Signs of periodontal disease include bleeding when eating hard food, flossing or brushing and tender and swollen gums. Additional signs include pain in the mouth; teeth separating or becoming loose; pus in the gums and sores, in the mouth. Bad breath is another indicator of periodontal disease. If teeth no longer fit when biting, this is yet another red flag. Those wearing partial dentures, which no longer fit correctly, may have gum disease.
Gingivitis and periodontitis are two kinds of gum disease leading to tooth loss if not treated. Gum disease strikes when persistent bacterial infection attacks gums and the bones supporting teeth. Plaque contains bacteria. Plaque is a sticky, colorless film. Bacteria form on teeth and causing gums to become inflamed.
When afflicted with gingivitis, gums become swollen, red and bleed with little provocation. Gingivitis, the least serious, yet still serious, form of periodontal disease can lead to periodontitis.
If gingivitis is not addressed, plaque grows and spreads under the gum line. The bacteria in the plaque produce toxins. As the disease progresses, the bones and tissues in the mouth holding teeth in place in place break down and are destroyed. The gums come apart from the teeth, and spaces (pockets) appear between the gums and teeth. These areas become infected.
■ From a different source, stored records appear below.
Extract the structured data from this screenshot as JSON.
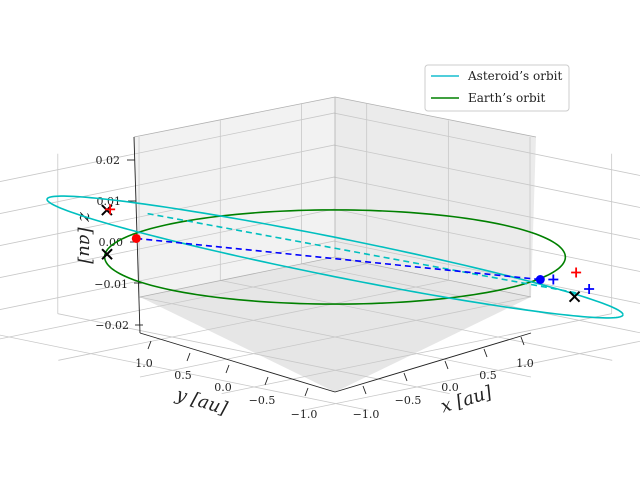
{
  "chart_data": {
    "type": "line3d",
    "axis_labels": {
      "x": "x [au]",
      "y": "y [au]",
      "z": "z [au]"
    },
    "x_ticks": [
      "−1.0",
      "−0.5",
      "0.0",
      "0.5",
      "1.0"
    ],
    "y_ticks": [
      "−1.0",
      "−0.5",
      "0.0",
      "0.5",
      "1.0"
    ],
    "z_ticks": [
      "−0.02",
      "−0.01",
      "0.00",
      "0.01",
      "0.02"
    ],
    "xlim": [
      -1.2,
      1.2
    ],
    "ylim": [
      -1.2,
      1.2
    ],
    "zlim": [
      -0.025,
      0.025
    ],
    "legend": {
      "placement": "upper-right",
      "entries": [
        {
          "label": "Asteroid’s orbit",
          "color": "#17becf"
        },
        {
          "label": "Earth’s orbit",
          "color": "#008000"
        }
      ]
    },
    "series": [
      {
        "name": "Asteroid’s orbit",
        "color": "#00bfbf",
        "kind": "ellipse",
        "semi_major_au": 1.25,
        "semi_minor_au": 0.42,
        "axis_angle_deg": -45,
        "inclination_peak_z": 0.018
      },
      {
        "name": "Earth’s orbit",
        "color": "#008000",
        "kind": "circle",
        "radius_au": 1.0,
        "z": 0.0
      }
    ],
    "lines": [
      {
        "name": "observation-line-dashed-cyan",
        "color": "#00bfbf",
        "from": [
          -0.65,
          0.5,
          0.012
        ],
        "to": [
          0.72,
          -0.78,
          -0.012
        ]
      },
      {
        "name": "observation-line-dashed-blue",
        "color": "#0000ff",
        "from": [
          -0.6,
          0.62,
          0.006
        ],
        "to": [
          0.68,
          -0.58,
          -0.006
        ]
      }
    ],
    "points": [
      {
        "name": "red-dot",
        "marker": "o",
        "color": "#ff0000",
        "pos": [
          -0.6,
          0.62,
          0.006
        ]
      },
      {
        "name": "blue-dot",
        "marker": "o",
        "color": "#0000ff",
        "pos": [
          0.68,
          -0.58,
          -0.006
        ]
      },
      {
        "name": "black-x-upper-left",
        "marker": "x",
        "color": "#000000",
        "pos": [
          -0.78,
          0.62,
          0.013
        ]
      },
      {
        "name": "black-x-left",
        "marker": "x",
        "color": "#000000",
        "pos": [
          -0.55,
          0.85,
          0.004
        ]
      },
      {
        "name": "black-x-lower-right",
        "marker": "x",
        "color": "#000000",
        "pos": [
          0.85,
          -0.62,
          -0.01
        ]
      },
      {
        "name": "red-plus-upper-left",
        "marker": "+",
        "color": "#ff0000",
        "pos": [
          -0.78,
          0.6,
          0.013
        ]
      },
      {
        "name": "red-plus-right",
        "marker": "+",
        "color": "#ff0000",
        "pos": [
          0.78,
          -0.7,
          -0.004
        ]
      },
      {
        "name": "blue-plus-right",
        "marker": "+",
        "color": "#0000ff",
        "pos": [
          0.72,
          -0.62,
          -0.006
        ]
      },
      {
        "name": "blue-plus-lower-right",
        "marker": "+",
        "color": "#0000ff",
        "pos": [
          0.78,
          -0.78,
          -0.01
        ]
      }
    ]
  }
}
Gingivitis is preventable, in most cases, by regular oral hygiene. It can sometimes be reversed with the assistance of professional and continued oral hygiene practices.
One form of periodontitis is aggressive periodontitis resulting in speedy loss of attachment and bone elimination. Chronic periodontitis, which is more common type, causes inflammation in the tissues and progressive rather than swift attachment. Bone loss occurs.
Individuals suffering from heart disease, diabetes or a respiratory disease often have periodontitis because it is a symptom of general disease starting when a person is still young.
Those who suffer from HIV, immune-suppression, and malnutrition frequently become victims of necrotizing periodontal disease, which manifests in lesions and the death (necrosis) of cells in the periodontal ligament, the gingival tissues and alveolar bone. Alveolar is any part that relates to the lower or upper jaws and which contain teeth roots.
Pancreatic cancer is a fatal disease so any insight into how or why it develops benefits medical researchers. One theory is inflammation occurs as a result of gum disease, which may lead to cancer in the pancreas, reports Science Daily. Gum disease may increase carcinogenesis in the pancreas because those with periodontal disease have more oral bacteria and more carcinogens in their mouth.
When a person suffers from gum disease, he has higher levels of bio markers of systemic inflammation, and this may prompt the development of cancer cells, according to Dominique Michaud, an assistant professor at epidemiology at Harvard School of Public Health.
It is imperative men have regular dental check-ups, particularly as they get older. Make an appointment with a dentist. It could save your life.